Sembra anche intuire che io non sto semplicemente insegnandogli, ma mi sto allenando con lui. E mi sto divertendo con lui. Che è molto molto diverso dal divertirsi alle sue spalle. Quella vitalità, che avevo intuito in lui già al nostro primo incontro, trova un canale espressivo. Lui sembra esserne spettatore stupito. Al termine della lotta è stremato.

Si iscrive al corso collettivo. La sua psicoterapia finisce, inizia la pratica marziale. Dopo tre mesi, è un lottatore di jiu jitsu. E si è dimenticato di essere di legno.

Sul tatami, con i suoi fratelli di allenamento, vive per la prima volta nella sua vita un senso di appartenenza che trova la sua profonda radice nella corporeità. Condividere la fatica, il sacrificio, il divertimento governato da regole. Apprendere attraverso il proprio corpo, e attraverso il corpo dell’altro.
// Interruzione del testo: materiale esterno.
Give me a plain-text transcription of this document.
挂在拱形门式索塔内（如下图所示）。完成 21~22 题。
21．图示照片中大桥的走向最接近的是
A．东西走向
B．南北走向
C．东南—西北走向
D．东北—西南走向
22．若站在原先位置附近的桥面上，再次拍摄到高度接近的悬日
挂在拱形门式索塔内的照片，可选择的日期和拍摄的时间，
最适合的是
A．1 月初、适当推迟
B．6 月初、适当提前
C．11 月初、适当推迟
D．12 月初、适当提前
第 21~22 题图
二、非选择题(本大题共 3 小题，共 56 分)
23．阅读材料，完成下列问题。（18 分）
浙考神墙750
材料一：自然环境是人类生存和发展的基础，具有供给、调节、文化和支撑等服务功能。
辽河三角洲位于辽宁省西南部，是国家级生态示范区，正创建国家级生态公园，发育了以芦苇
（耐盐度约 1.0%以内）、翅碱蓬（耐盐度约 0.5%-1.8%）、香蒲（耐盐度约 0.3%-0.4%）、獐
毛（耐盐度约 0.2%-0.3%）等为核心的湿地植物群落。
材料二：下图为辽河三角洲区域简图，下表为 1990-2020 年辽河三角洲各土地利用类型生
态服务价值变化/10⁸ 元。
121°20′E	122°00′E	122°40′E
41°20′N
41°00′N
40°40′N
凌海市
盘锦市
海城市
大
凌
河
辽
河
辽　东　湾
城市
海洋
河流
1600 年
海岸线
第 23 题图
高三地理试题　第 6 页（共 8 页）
Quel senso di appartenenza, è riuscito ad esportarlo anche fuori. Ora, in mezzo agli altri, la memoria somatica del suo corpo, forte, flessibile, fluido, rigido solo nei momenti giusti, immerso in quella via di mezzo tra gioco e combattimento, plasma una diversa percezione di sè. Si può essere vulnerabili, come quando si subisce un’immobilizzazione da un avversario più esperto, ma questo non significa soccombere. Non significa mai essere umiliati. E’ una posizione dell’animo che si può abitare, continuando a lottare-giocare con un altro che tante altre volte, anche lui, ha sperimentato quella stessa vulnerabilità. Chi lotta, nel jiu jitsu, lo fa sempre sentendosi vulnerabile.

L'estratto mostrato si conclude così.